Sunday, January 23, 2011

Travel is . . .

New dimensions. . .

It was a dark and rainy (day and) night, and that early December weekend in 1971 was our family's first trip to Walt Disney World. Despite the bad weather, our three sons, complete with the requisite "I wants" (ice cream, T-shirts, assorted other souvenirs and rides, rides, rides,) loved the race cars, Haunted Mansion, Hall of Presidents. They explored, with their dad, some of the more daring attractions and tolerated the "girlie" one I adored - It's a Small World.

The park was new, none of us had ever been to Disney Land, so it was a wonderful new family experience. The Contemporary Hotel, the monorail, the ambience of so many people with happy children and adults were all quite memorable.

I have been back to WDW many times. I visited again with our boys, with grandkids, and with members of the media.

I was back at Walt Disney World last week, for a gala in the closed-to-the public park celebrating new additions to Disney and the christening, the next day, of Disney's third vessel, the Disney Dream.

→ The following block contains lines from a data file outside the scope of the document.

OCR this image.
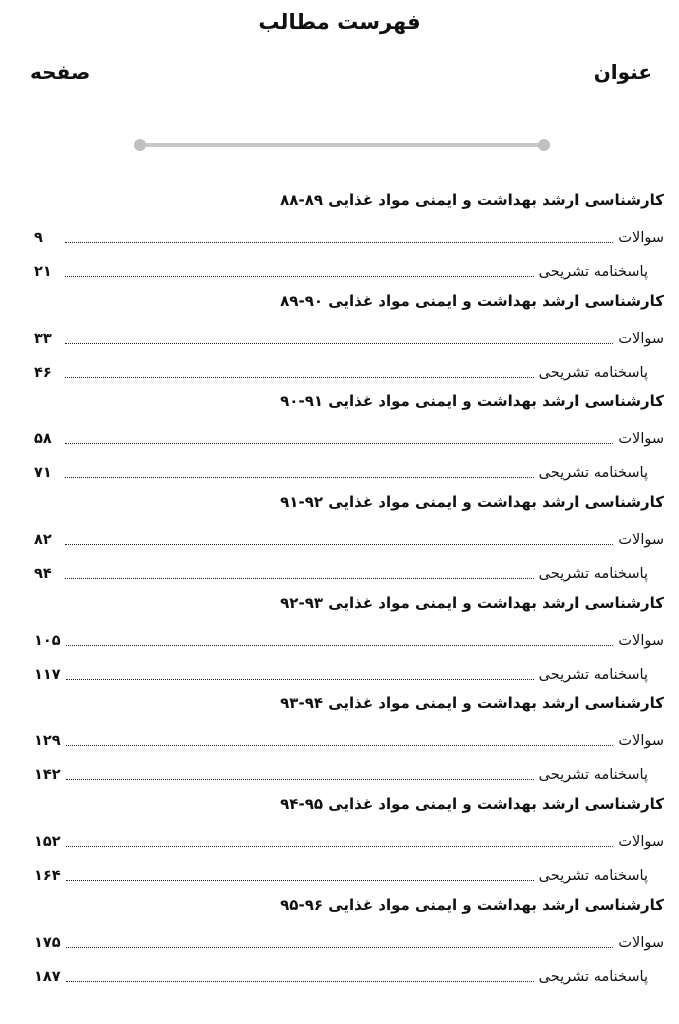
فهرست مطالب
عنوان
صفحه
کارشناسی ارشد بهداشت و ایمنی مواد غذایی ۸۹-۸۸
سوالات
۹
پاسخنامه تشریحی
۲۱
کارشناسی ارشد بهداشت و ایمنی مواد غذایی ۹۰-۸۹
سوالات
۳۳
پاسخنامه تشریحی
۴۶
کارشناسی ارشد بهداشت و ایمنی مواد غذایی ۹۱-۹۰
سوالات
۵۸
پاسخنامه تشریحی
۷۱
کارشناسی ارشد بهداشت و ایمنی مواد غذایی ۹۲-۹۱
سوالات
۸۲
پاسخنامه تشریحی
۹۴
کارشناسی ارشد بهداشت و ایمنی مواد غذایی ۹۳-۹۲
سوالات
۱۰۵
پاسخنامه تشریحی
۱۱۷
کارشناسی ارشد بهداشت و ایمنی مواد غذایی ۹۴-۹۳
سوالات
۱۲۹
پاسخنامه تشریحی
۱۴۲
کارشناسی ارشد بهداشت و ایمنی مواد غذایی ۹۵-۹۴
سوالات
۱۵۲
پاسخنامه تشریحی
۱۶۴
کارشناسی ارشد بهداشت و ایمنی مواد غذایی ۹۶-۹۵
سوالات
۱۷۵
پاسخنامه تشریحی
۱۸۷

Disney is growing. the park is adding new attractions, building a hotel in Hawaii, adding to its international sites and in WDW a new African trek experience allows families to get up close and personal with many animals. Names have been changed at some attractions and the key words are growth and more growth.

The new ship is an example of that: It is the largest in the fleet and will offer three-, four- and five-night itineraries from Port Canaveral to the Bahamas.

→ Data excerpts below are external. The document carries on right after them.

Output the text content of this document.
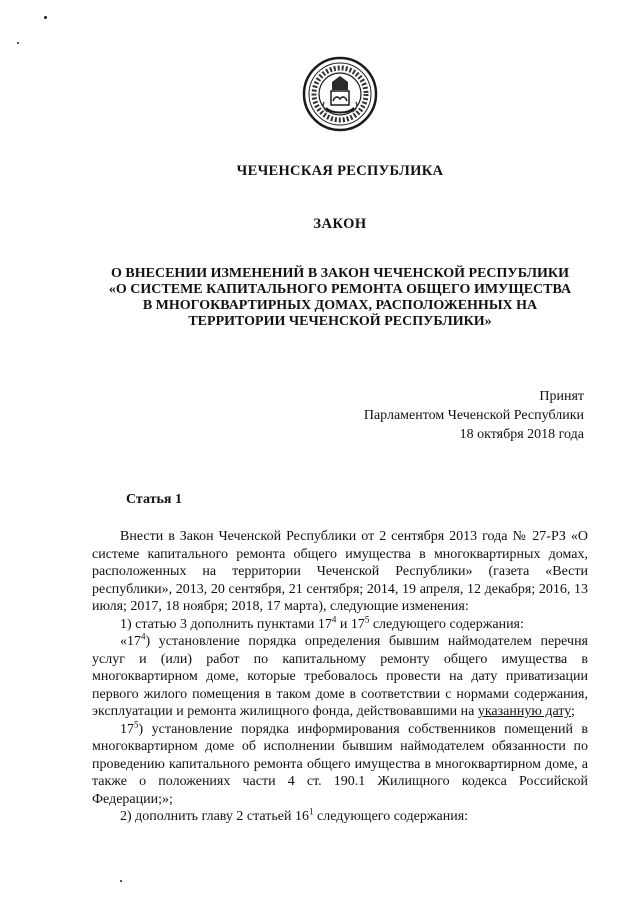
ЧЕЧЕНСКАЯ РЕСПУБЛИКА
ЗАКОН
О ВНЕСЕНИИ ИЗМЕНЕНИЙ В ЗАКОН ЧЕЧЕНСКОЙ РЕСПУБЛИКИ
«О СИСТЕМЕ КАПИТАЛЬНОГО РЕМОНТА ОБЩЕГО ИМУЩЕСТВА
В МНОГОКВАРТИРНЫХ ДОМАХ, РАСПОЛОЖЕННЫХ НА
ТЕРРИТОРИИ ЧЕЧЕНСКОЙ РЕСПУБЛИКИ»
Принят
Парламентом Чеченской Республики
18 октября 2018 года
Статья 1

Внести в Закон Чеченской Республики от 2 сентября 2013 года № 27-РЗ «О системе капитального ремонта общего имущества в многоквартирных домах, расположенных на территории Чеченской Республики» (газета «Вести республики», 2013, 20 сентября, 21 сентября; 2014, 19 апреля, 12 декабря; 2016, 13 июля; 2017, 18 ноября; 2018, 17 марта), следующие изменения:

1) статью 3 дополнить пунктами $17^4$ и $17^5$ следующего содержания:

«$17^4$) установление порядка определения бывшим наймодателем перечня услуг и (или) работ по капитальному ремонту общего имущества в многоквартирном доме, которые требовалось провести на дату приватизации первого жилого помещения в таком доме в соответствии с нормами содержания, эксплуатации и ремонта жилищного фонда, действовавшими на указанную дату;

$17^5$) установление порядка информирования собственников помещений в многоквартирном доме об исполнении бывшим наймодателем обязанности по проведению капитального ремонта общего имущества в многоквартирном доме, а также о положениях части 4 ст. 190.1 Жилищного кодекса Российской Федерации;»;

2) дополнить главу 2 статьей $16^1$ следующего содержания:
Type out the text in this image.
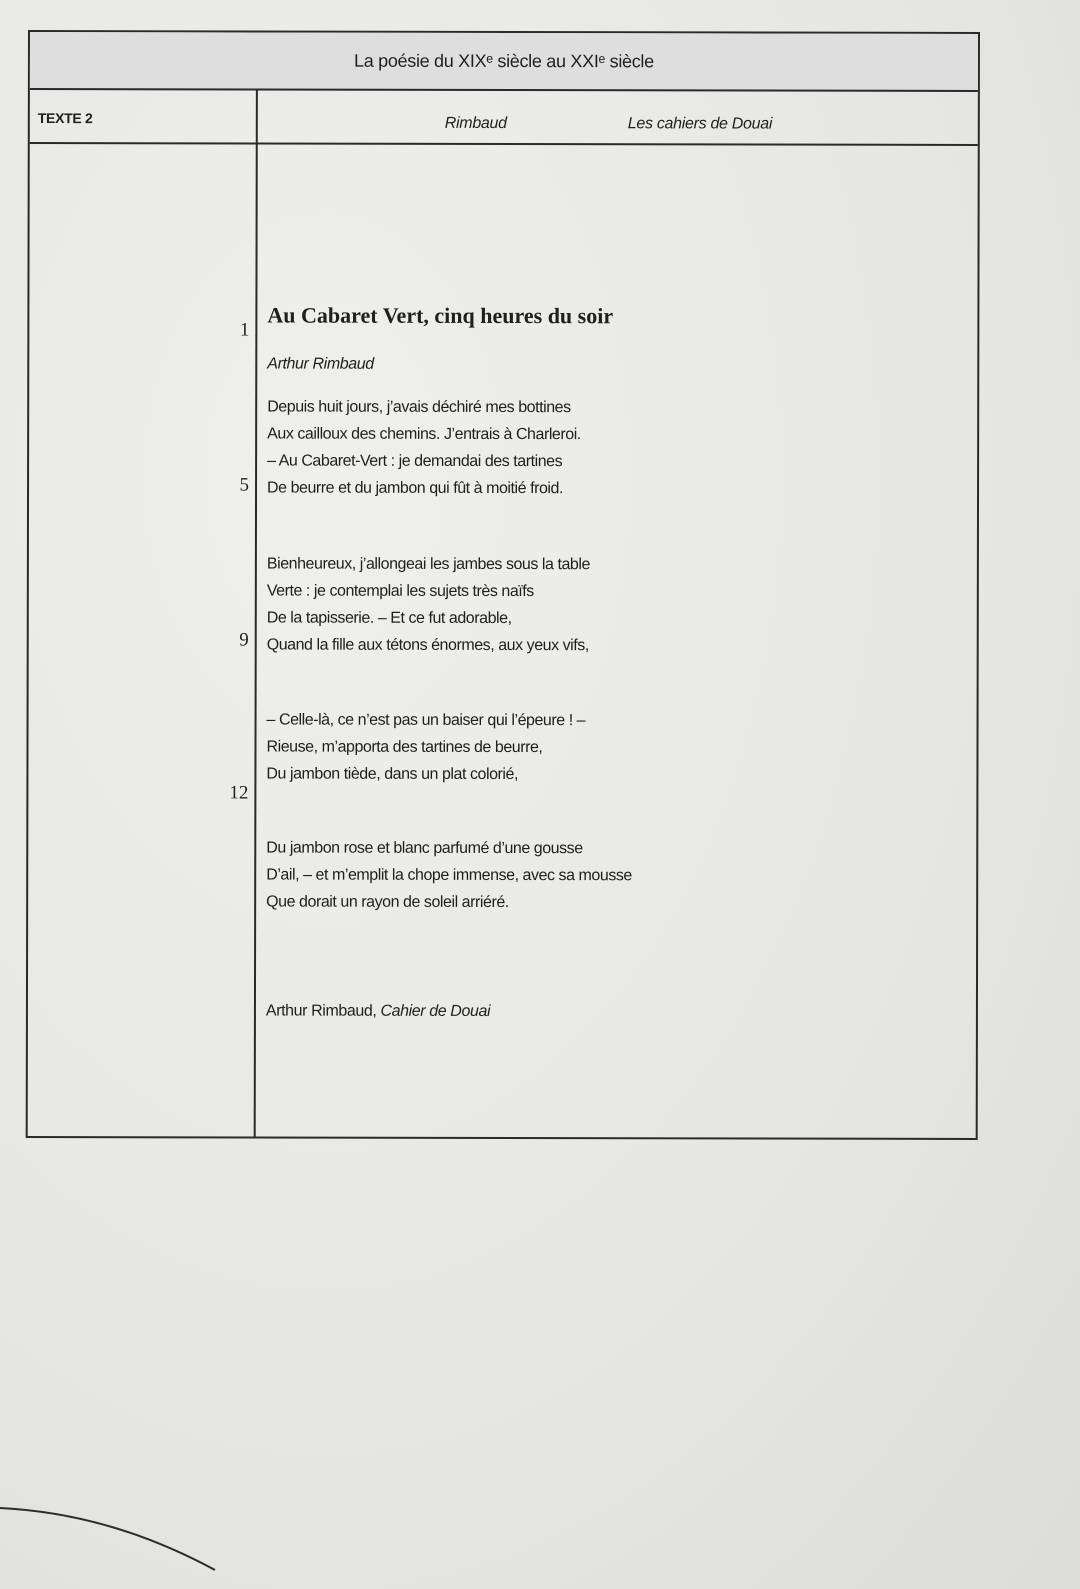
La poésie du XIXᵉ siècle au XXIᵉ siècle
TEXTE 2	Rimbaud	Les cahiers de Douai
1
5
9
12
Au Cabaret Vert, cinq heures du soir
Arthur Rimbaud
Depuis huit jours, j’avais déchiré mes bottines
Aux cailloux des chemins. J’entrais à Charleroi.
– Au Cabaret-Vert : je demandai des tartines
De beurre et du jambon qui fût à moitié froid.
Bienheureux, j’allongeai les jambes sous la table
Verte : je contemplai les sujets très naïfs
De la tapisserie. – Et ce fut adorable,
Quand la fille aux tétons énormes, aux yeux vifs,
– Celle-là, ce n’est pas un baiser qui l’épeure ! –
Rieuse, m’apporta des tartines de beurre,
Du jambon tiède, dans un plat colorié,
Du jambon rose et blanc parfumé d’une gousse
D’ail, – et m’emplit la chope immense, avec sa mousse
Que dorait un rayon de soleil arriéré.
Arthur Rimbaud, Cahier de Douai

With a capacity of 4,000 passengers, the new vessel features imaginative inside staterooms with virtual portholes and outstanding youth areas for kids from the nursery set to clubs for teens. Adult areas aren't given short shrift, either. Consider The District on Deck 4 with five attractive cocktail lounges and the private adult pool area on Deck 11.

Technology is a major player at Disney - the whole concept of course is the result of animation - and today's offerings combine cutting edge developments with time-honored concern for family vacation experiences.

Disney today - on land and on sea - is bigger and better by far than the park we visited close to 40 years ago. And just as memorable.